但這輩子,明顯邢小娟的神智是正常的,她的一切罪行,都是在清醒的狀態下進行的。
“法院送請鑒定,經過復驗,確定邢小娟是精神病。”張濤搖了搖頭,現在案子陷入僵局,他也是無能為力,抬手拍了拍左衛國的肩膀,“小左,放寬心,反正她進了精神病院也是被關起來,翻不起多大的風浪。”
從張濤那里出來,左衛國心里特別不是滋味,原本以為一切都快要結束了,卻又生生拐了個彎。
李家那邊也氣了個半死,但再氣邢小娟,現在也還是孫子緊要,暫時顧不到邢小娟那邊,雖然恨不得邢小娟去死,但現在邢小娟進了精神病院,也算是去了她應該去的去處。
左衛國去了趟精神病院,看到了被嚴密監管起來的邢小娟,她神智不清,狀若癲狂,看起來確實和上輩子發病時沒有什么兩樣,但左衛國心里還是不安。

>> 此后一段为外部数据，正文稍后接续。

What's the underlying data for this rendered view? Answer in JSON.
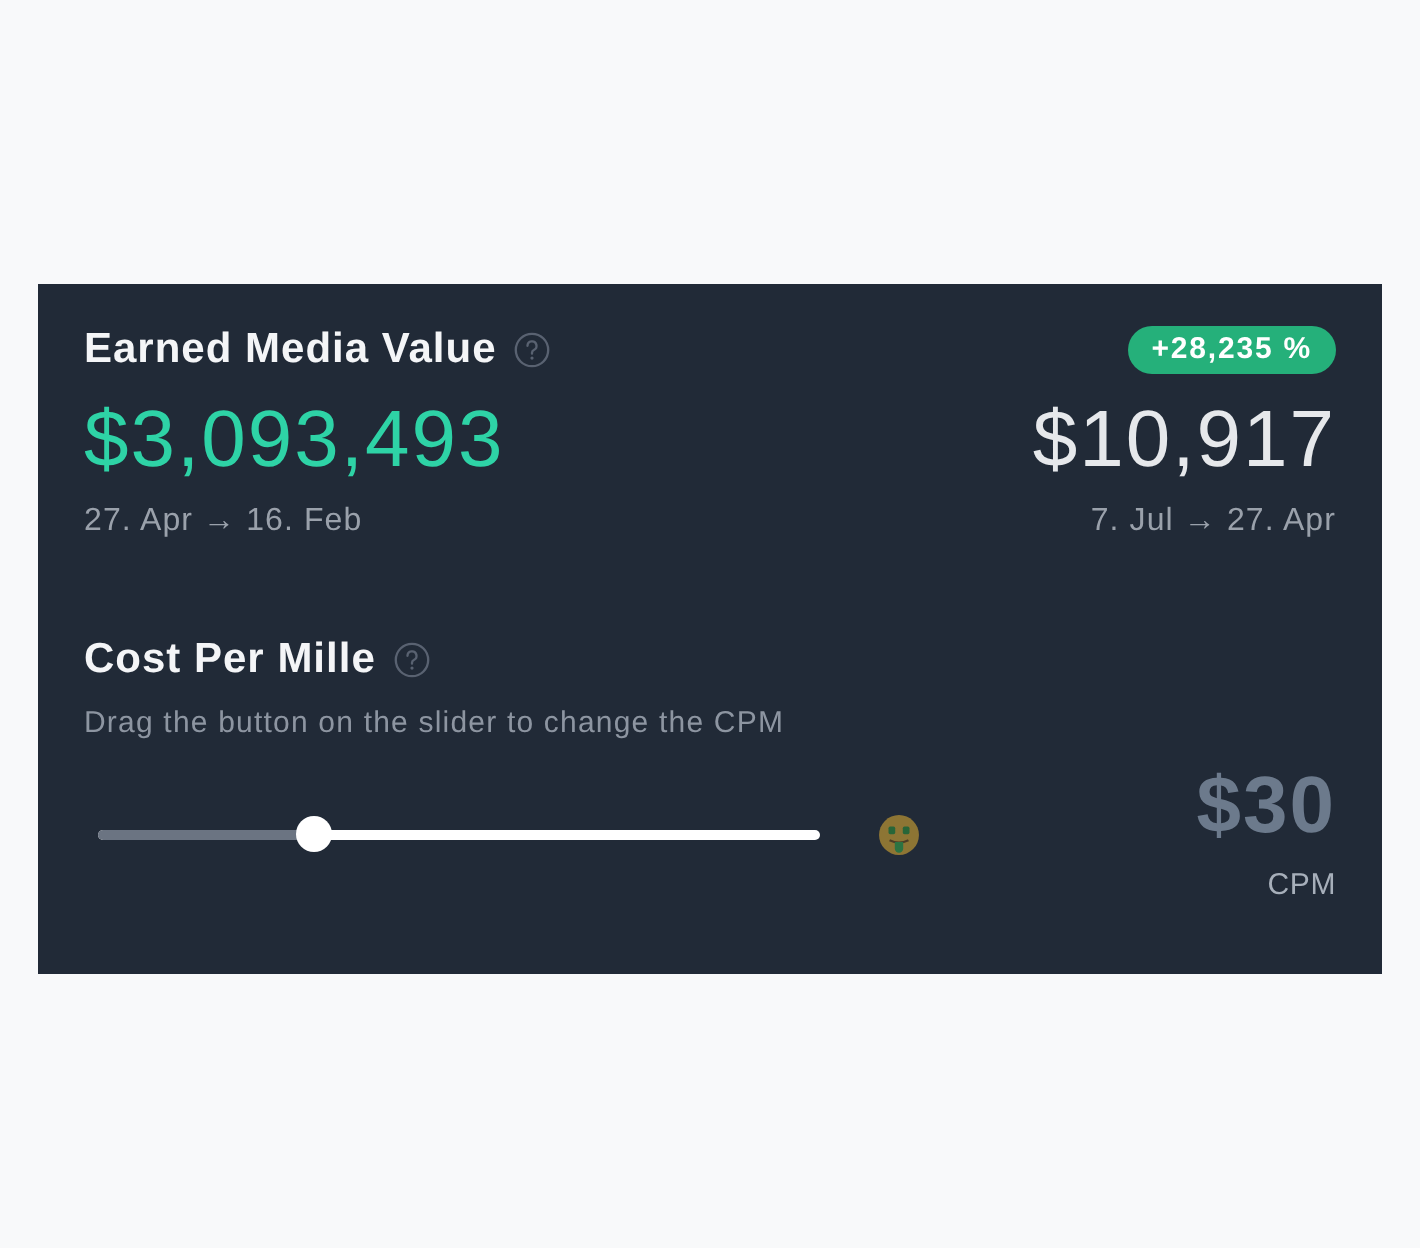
{
  "earned_media_value": {
    "title": "Earned Media Value",
    "value": "$3,093,493",
    "date_range": "27. Apr → 16. Feb"
  },
  "comparison": {
    "change_badge": "+28,235 %",
    "value": "$10,917",
    "date_range": "7. Jul → 27. Apr"
  },
  "cost_per_mille": {
    "title": "Cost Per Mille",
    "description": "Drag the button on the slider to change the CPM",
    "slider": {
      "level": 0.3
    },
    "value": "$30",
    "unit": "CPM"
  }
}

韓凜知道這事后,也一直凝眉不展,他也覺得這事情蹊蹺得很,怎么突然就發病了呢?
“我打算繼續搜集證劇,邢小娟不被判刑,我心里始終不安。”左衛國是真的不安,上輩子他們把邢小娟送進了精神病院,最后邢小娟不還是逃了出來,跟他同歸于盡。
左衛國并不害怕邢小娟出來后找他,他只是擔心邢小娟會去找婁燕妮,或者是去找他的家人報復。
不管邢小娟是傷害婁燕妮,還是傷害婁燕妮的三個孩子,抑或是他的父母家人,都是左衛國無法容忍,也完全無法承受的。
“需要幫忙就打我電話。”遠水救了不近火,韓凜幫不上左衛國太多忙,但有些左衛國不方便的地方,他倒是能去找之前的戰友幫忙處理一下。
邢小娟的事婁燕妮并不關心,反正有左衛國在那邊盯著,出不了錯,再加上邢小娟犯了那么大的事,婁燕妮理所當然地認為邢小娟的下場不會很好。